Zainub has served as a public servant over decades of an effective role on all sides of the table. At City of Mississauga, her work as the inaugural Director led to setting up of its Culture Division and the first Culture Master Plan. A decade prior to this, she was engaged by Gordon Campbell, Canadian diplomat and the 35th Mayor of Vancouver on his landmark Vancouver Arts Initiative as part of Cultural Planning for Vancouver.

As Senior Policy Advisor, Department of Canadian Heritage and Program Officer at the Canada Council for the Arts, she served on cross-sectoral portfolios. Almost for a decade, she was the Executive Director of Western Front. Prior to that she Co-Directed/Founded InVisible Colours, a widely and critically recognized and impactful International film and video festival of its kind in Vancouver and in Canada.

Zainub is an accomplished writer, critic, curator, contemporary artist and public intellectual.

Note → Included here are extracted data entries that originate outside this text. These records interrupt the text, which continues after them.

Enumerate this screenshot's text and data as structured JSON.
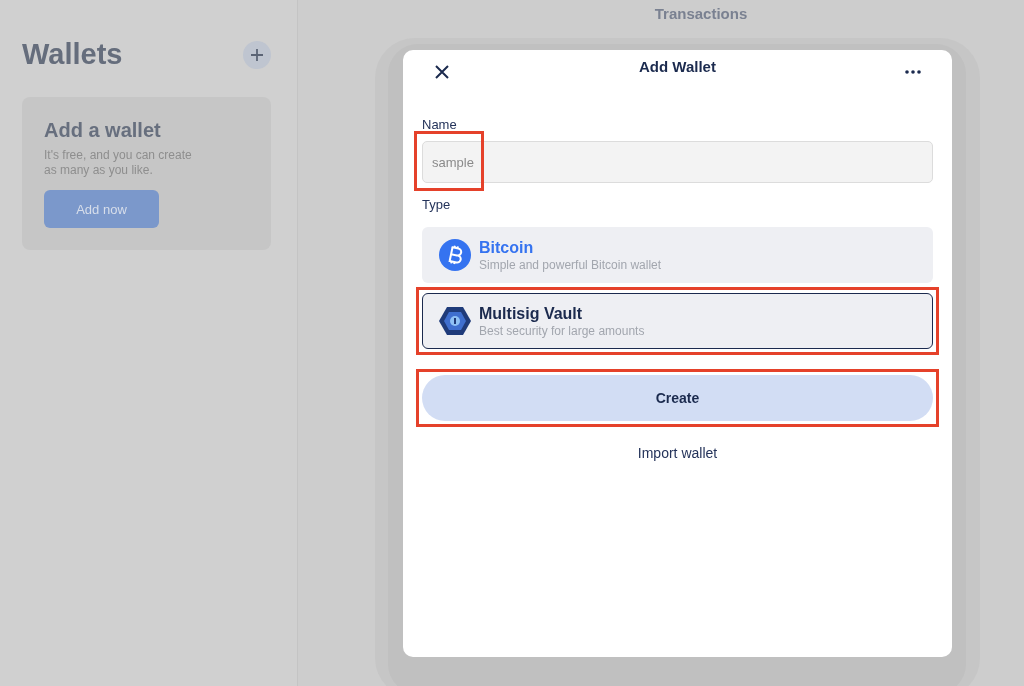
{
  "sidebar": {
    "title": "Wallets",
    "card": {
      "title": "Add a wallet",
      "text": "It's free, and you can create as many as you like.",
      "button": "Add now"
    }
  },
  "main": {
    "title": "Transactions"
  },
  "dialog": {
    "title": "Add Wallet",
    "name_label": "Name",
    "name_value": "sample",
    "name_annotated": true,
    "type_label": "Type",
    "types": [
      {
        "kind": "bitcoin",
        "title": "Bitcoin",
        "subtitle": "Simple and powerful Bitcoin wallet",
        "selected": false,
        "annotated": false
      },
      {
        "kind": "vault",
        "title": "Multisig Vault",
        "subtitle": "Best security for large amounts",
        "selected": true,
        "annotated": true
      }
    ],
    "create_button": "Create",
    "create_annotated": true,
    "import_link": "Import wallet"
  }
}
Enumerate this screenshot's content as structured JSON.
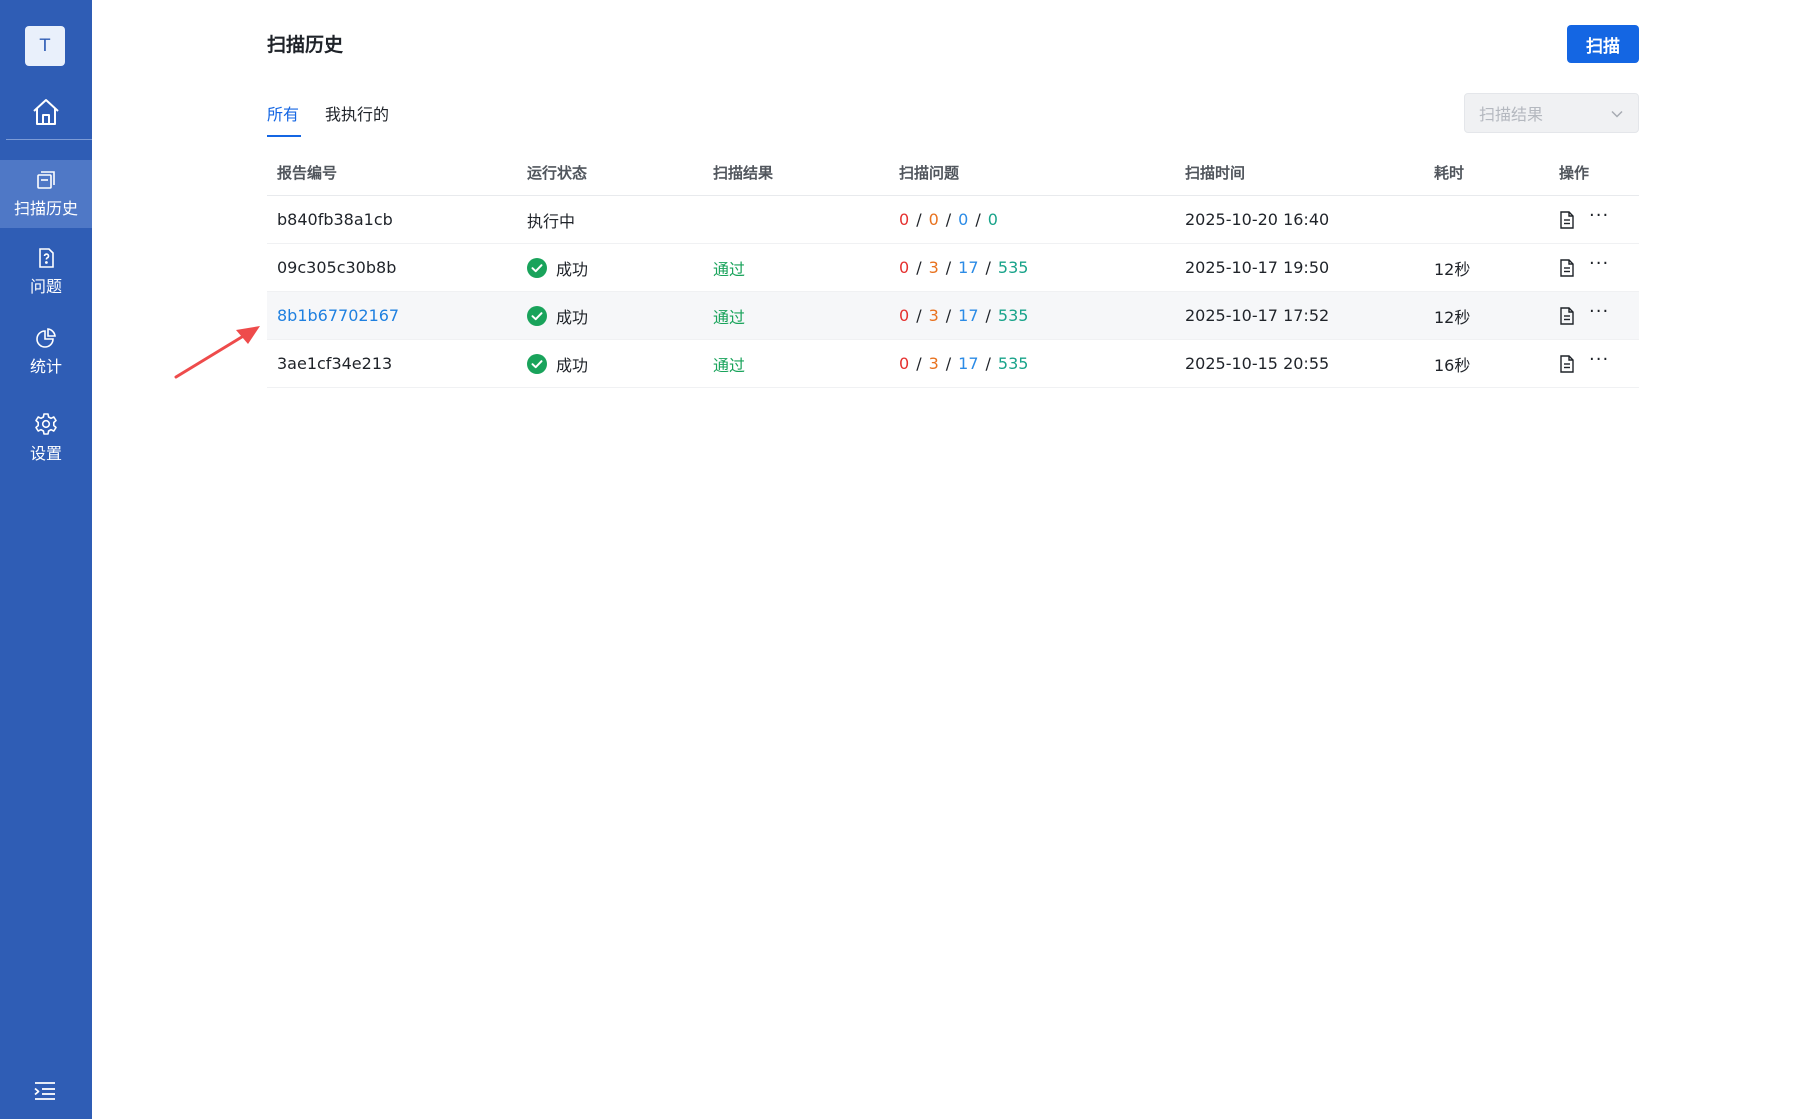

At the forefront of the two decades of cultural politics of the 1980s and 1990s in Canada, Zainub was the co-founder and Festival director of the critically acclaimed In Visible Colours: An International Film/Video Festival & Symposium for Third World Women and Women of Colour (1988-90). She was co-guest editor of The Capilano Review and has published in numerous academic, cultural and critical fora including, Leonardo Journal (MIT), Kinesis, Parallelogram, Fuse, Horizon, Canadian Art Magazine, Journal of Art and the Public Sphere etc. She is invited to speak nationally and internationally, on cultural policy, contemporary art and cultural diplomacy.

Fueled by passion, vision, and a staunch conviction about art as public good, she is a mentor and role model for generations. In the wake of the failure of the Meech Lake Accord, the federal government attempted to reach out to citizens by means of a public commission of inquiry. Known as Spicer Commission, she was appointed as the Official Moderator for Citizen’s Forum for Canada Future (1991). Among many appointments to Boards, she is proud of her work at the B.C. Arts Board that led to the legislation B.C.Arts Act and the formation of the institution B.C. Arts Council. Among others, currently she sits on the Advisory Board of ArtsBuild Ontario and is the Chairperson of the Canadian Filmmakers Distribution Centre. She was invited as an expert for the Opening and Closing ceremonies of Vancouver Olympics 2010.